Por quê ele foi superior a todos os seus colegas? Porque em termos de futebol ele não tinha defeitos (nos treinos surpreendia a todos defendendo melhor do que os bons goleiros de seus diferentes times). Em todos os restantes craques de cada época, por outro lado, você pode encontrar algum débito, e às vezes mais de um.

Não em Pelé. Ele era um artista produtivo e eficiente, o mais produtivo e o mais eficaz já conhecido. Foi uma esfinge imaculada.
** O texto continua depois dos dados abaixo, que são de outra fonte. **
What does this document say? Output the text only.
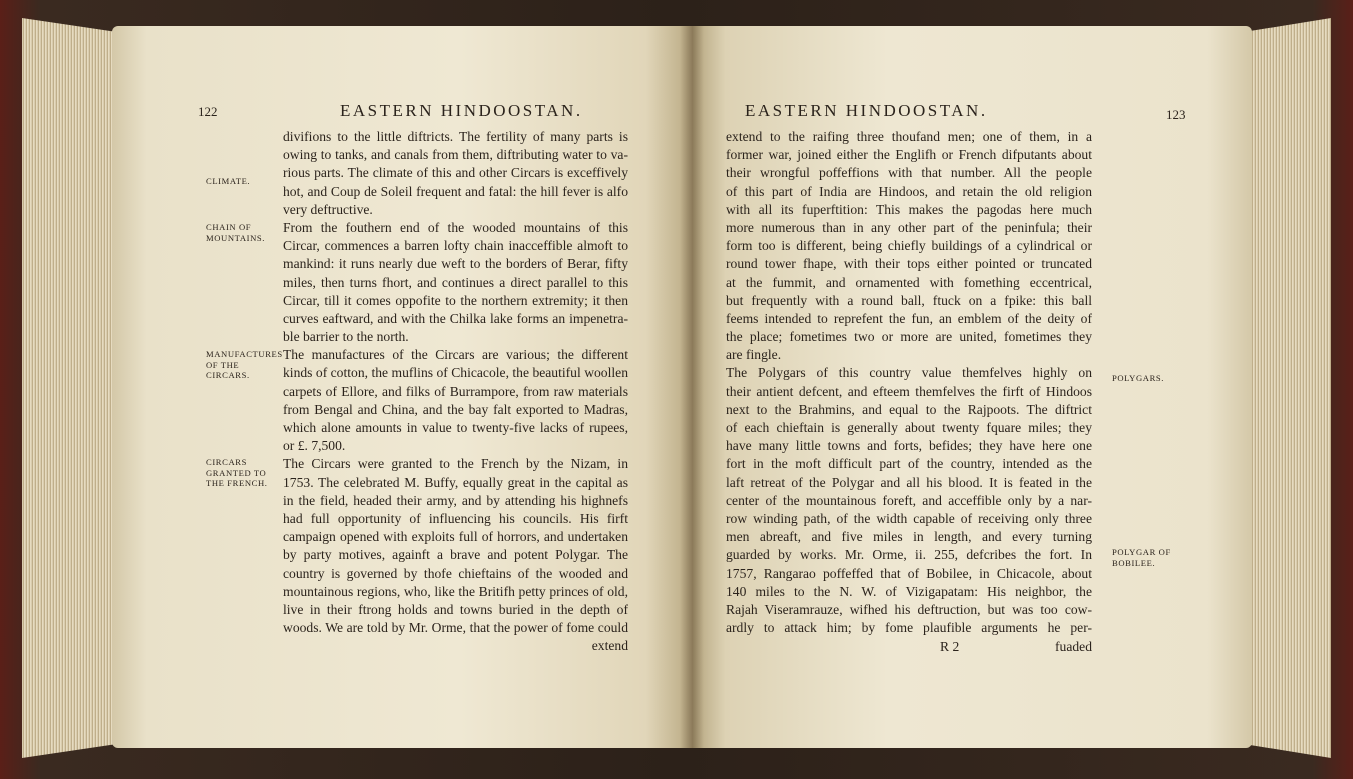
122	EASTERN HINDOOSTAN.
divifions to the little diftricts. The fertility of many parts is
owing to tanks, and canals from them, diftributing water to va-
rious parts. The climate of this and other Circars is exceffively
hot, and Coup de Soleil frequent and fatal: the hill fever is alfo
very deftructive.
From the fouthern end of the wooded mountains of this
Circar, commences a barren lofty chain inacceffible almoft to
mankind: it runs nearly due weft to the borders of Berar, fifty
miles, then turns fhort, and continues a direct parallel to this
Circar, till it comes oppofite to the northern extremity; it then
curves eaftward, and with the Chilka lake forms an impenetra-
ble barrier to the north.
The manufactures of the Circars are various; the different
kinds of cotton, the muflins of Chicacole, the beautiful woollen
carpets of Ellore, and filks of Burrampore, from raw materials
from Bengal and China, and the bay falt exported to Madras,
which alone amounts in value to twenty-five lacks of rupees,
or £. 7,500.
The Circars were granted to the French by the Nizam, in
1753. The celebrated M. Buffy, equally great in the capital as
in the field, headed their army, and by attending his highnefs
had full opportunity of influencing his councils. His firft
campaign opened with exploits full of horrors, and undertaken
by party motives, againft a brave and potent Polygar. The
country is governed by thofe chieftains of the wooded and
mountainous regions, who, like the Britifh petty princes of old,
live in their ftrong holds and towns buried in the depth of
woods. We are told by Mr. Orme, that the power of fome could
extend
CLIMATE.
CHAIN OF MOUNTAINS.
MANUFACTURES OF THE CIRCARS.
CIRCARS GRANTED TO THE FRENCH.
EASTERN HINDOOSTAN.	123
extend to the raifing three thoufand men; one of them, in a
former war, joined either the Englifh or French difputants about
their wrongful poffeffions with that number. All the people
of this part of India are Hindoos, and retain the old religion
with all its fuperftition: This makes the pagodas here much
more numerous than in any other part of the peninfula; their
form too is different, being chiefly buildings of a cylindrical or
round tower fhape, with their tops either pointed or truncated
at the fummit, and ornamented with fomething eccentrical,
but frequently with a round ball, ftuck on a fpike: this ball
feems intended to reprefent the fun, an emblem of the deity of
the place; fometimes two or more are united, fometimes they
are fingle.
The Polygars of this country value themfelves highly on
their antient defcent, and efteem themfelves the firft of Hindoos
next to the Brahmins, and equal to the Rajpoots. The diftrict
of each chieftain is generally about twenty fquare miles; they
have many little towns and forts, befides; they have here one
fort in the moft difficult part of the country, intended as the
laft retreat of the Polygar and all his blood. It is feated in the
center of the mountainous foreft, and acceffible only by a nar-
row winding path, of the width capable of receiving only three
men abreaft, and five miles in length, and every turning
guarded by works. Mr. Orme, ii. 255, defcribes the fort. In
1757, Rangarao poffeffed that of Bobilee, in Chicacole, about
140 miles to the N. W. of Vizigapatam: His neighbor, the
Rajah Viseramrauze, wifhed his deftruction, but was too cow-
ardly to attack him; by fome plaufible arguments he per-
POLYGARS.
POLYGAR OF BOBILEE.
R 2	fuaded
O foi nos clubes, onde ganhou tudo, e também o foi na sua seleção onde igualmente ganhou tudo. Ah… que ele não jogou na Europa? Bem, como se isso, especialmente naqueles tempos fosse importante, tempos em que o Brasil dava aulas de brilhantismo para os europeus. Não vamos incomodar com essa vulgaridade!

Se os próprios rivais o consagravam, quem somos nós, meros mortais para duvidar de sua magnitude? De fato, há uma anédota que exemplifica isso. Copa do Mundo de 1962, no Chile, segunda rodada. Brasil enfrenta a Tchecoslováquia. Meia hora de jogo. Falta forte acima de Pelé que o tiraria do torneio. Mas, nesse jogo, Pelé continua machucado, visivelmente impotente.

Vai à ponta esquerda apenas para receber e passar sem se movimentar. Mas, apesar de estar mancando, o lateral tcheco o derruba uma vez, duas vezes. Aí o capitão tcheco, o lendário volante Joseph Massoputs, encara seu lateral direito e fala que, caso voltasse a golpear Pelé machucado, ele o trocaria de lado.

E falou para o time todo, não golpear o Rei, apenas encostar se for necessário. E assim foi. Tamanho respeito pela sua qualidade. Outros tempos, outro futebol. Éramos felizes e não sabíamos. Um dia perguntei-lhe qual era o seu segredo e ele disse-me – além de agradecer a Deus pelos atributos que lhe presenteou – uma frase cheia de filosofia que não esqueço:

“O meu segredo era confiar em mim e nunca ter medo de perder; porque o medo de perder anula a vontade de ganhar: e sem vitórias não há glória ou reconhecimento“.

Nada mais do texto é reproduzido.